You are a great writer, thats for sure.

Simon Collier said...

it is rare to find someone willing to bare their soul in this way. I went through my fathers' last illness at the same time as your wife was ill. I am a surgeon and I know both medicine and 'the system' and do you know what? It didn't help.

Cannae said...

Yup, you're right - you used to be one half of a couple, it was an important part of your self image.
Now you need to develop a new identity. That sucks, you liked your old one. By developing a new one you are abandoning your old identity, and thus your wife. It's horrible.
As above, I'm a doctor too, ex-psychiatrist, and it doesn't help. I've never found anything that "fixes" people, and you know what, it would be terrible if you could.
You are a caring human being with the capacity for love, and this is the price you pay, and some days it will be too much.
Good luck.

The Last Homely Housekeeper said...

I came across your blog a little while ago, intending only to say nice things about a book of yours that I recently finished. Then scrolling through the top entries I saw this one, read it, and was completely taken aback.

Just as I was at first by the dedication in your book, which I now know was to your wife: "They say time heals. No, it just wears away pain. It grinds everything to dust." I'd never seen a work of speculative fiction dedicated that way, and wasn't sure what to make of it. Then as the words sank in I admired their poignant honesty: bleak but with a sort of harsh beauty, like a desert.

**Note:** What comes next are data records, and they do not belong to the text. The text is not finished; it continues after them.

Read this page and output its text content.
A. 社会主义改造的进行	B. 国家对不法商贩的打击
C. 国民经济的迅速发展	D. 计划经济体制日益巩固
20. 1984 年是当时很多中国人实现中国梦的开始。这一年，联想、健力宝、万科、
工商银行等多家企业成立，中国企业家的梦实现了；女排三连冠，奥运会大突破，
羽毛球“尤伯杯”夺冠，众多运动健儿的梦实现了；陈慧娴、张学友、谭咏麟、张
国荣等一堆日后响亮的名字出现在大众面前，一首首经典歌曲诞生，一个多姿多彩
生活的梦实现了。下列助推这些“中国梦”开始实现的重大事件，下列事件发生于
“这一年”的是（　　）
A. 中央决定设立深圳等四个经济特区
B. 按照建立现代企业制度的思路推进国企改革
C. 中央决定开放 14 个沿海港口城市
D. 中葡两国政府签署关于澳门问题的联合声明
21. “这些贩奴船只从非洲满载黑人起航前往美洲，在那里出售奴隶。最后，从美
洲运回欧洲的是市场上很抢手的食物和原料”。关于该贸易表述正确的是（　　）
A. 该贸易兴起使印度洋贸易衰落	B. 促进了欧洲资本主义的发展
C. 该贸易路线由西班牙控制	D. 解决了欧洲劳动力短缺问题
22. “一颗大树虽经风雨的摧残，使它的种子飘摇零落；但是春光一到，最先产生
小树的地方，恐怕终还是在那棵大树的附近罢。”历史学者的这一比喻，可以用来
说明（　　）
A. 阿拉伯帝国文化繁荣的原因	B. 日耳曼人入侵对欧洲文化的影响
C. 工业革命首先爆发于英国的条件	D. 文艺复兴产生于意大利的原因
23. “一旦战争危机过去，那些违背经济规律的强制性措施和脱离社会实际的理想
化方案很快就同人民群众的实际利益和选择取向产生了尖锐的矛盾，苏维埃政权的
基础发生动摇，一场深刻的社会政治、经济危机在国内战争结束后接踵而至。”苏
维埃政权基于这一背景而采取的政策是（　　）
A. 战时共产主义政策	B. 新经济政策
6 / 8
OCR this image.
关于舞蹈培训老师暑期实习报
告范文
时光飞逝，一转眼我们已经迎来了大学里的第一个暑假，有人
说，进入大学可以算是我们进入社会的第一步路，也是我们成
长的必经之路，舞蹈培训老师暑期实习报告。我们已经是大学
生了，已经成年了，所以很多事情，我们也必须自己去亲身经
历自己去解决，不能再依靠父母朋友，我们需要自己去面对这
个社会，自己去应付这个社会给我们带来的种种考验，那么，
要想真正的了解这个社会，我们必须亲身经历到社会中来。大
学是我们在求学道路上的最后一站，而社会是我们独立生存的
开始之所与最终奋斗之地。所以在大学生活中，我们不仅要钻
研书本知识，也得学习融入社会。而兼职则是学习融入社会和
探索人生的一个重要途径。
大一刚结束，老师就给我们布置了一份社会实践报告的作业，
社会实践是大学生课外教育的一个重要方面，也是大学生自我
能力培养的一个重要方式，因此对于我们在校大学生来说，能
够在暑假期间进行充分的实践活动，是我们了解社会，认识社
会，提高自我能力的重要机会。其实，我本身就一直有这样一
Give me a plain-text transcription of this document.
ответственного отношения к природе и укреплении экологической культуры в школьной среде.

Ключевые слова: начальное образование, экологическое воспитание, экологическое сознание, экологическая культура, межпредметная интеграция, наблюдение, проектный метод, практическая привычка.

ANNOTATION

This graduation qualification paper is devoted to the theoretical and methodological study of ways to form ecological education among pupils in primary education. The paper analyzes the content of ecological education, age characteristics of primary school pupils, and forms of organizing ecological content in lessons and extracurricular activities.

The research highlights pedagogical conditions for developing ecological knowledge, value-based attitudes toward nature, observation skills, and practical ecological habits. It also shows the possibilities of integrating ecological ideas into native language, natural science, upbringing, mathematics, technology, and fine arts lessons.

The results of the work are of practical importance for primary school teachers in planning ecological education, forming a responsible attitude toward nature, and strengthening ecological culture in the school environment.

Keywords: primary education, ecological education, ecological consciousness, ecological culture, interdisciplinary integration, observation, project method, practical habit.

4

The same with this blog entry. Disconcerting, then upon reflection I think: this is what writing should actually be about. For telling what's important and true, without evasion or ornamentation. For communicating what it is to be a human being. I don't know you from Adam, but reading this makes me feel I've glimpsed you as a real person. So thank you for daring to write so personally to utter strangers.

"Who am I?" is a hard enough question to answer at the best of times. We're ignorant, fearful little creatures in an enigmatic universe. Where is there solid ground to stand on? I do get the kick-yourself-up-the-arse impulse, as a means of putting your life back on course; only considering your recent traumatic loss I think you might cut yourself some slack.

No, you couldn't save your wife from cancer. But you were there for her. You held her hand as she went along that dark path, so she wouldn't have to walk it alone. It may not seem like much to you – it may feel horribly inadequate – but it must have been a great comfort to her. All we really have, in the end, is each other.

Rolf Luchs

The Last Homely Housekeeper said...

(Forgive me if I mistakenly sent my comment multiple times: I almost never use social media and wasn't sure whether or not it had actually gone out.)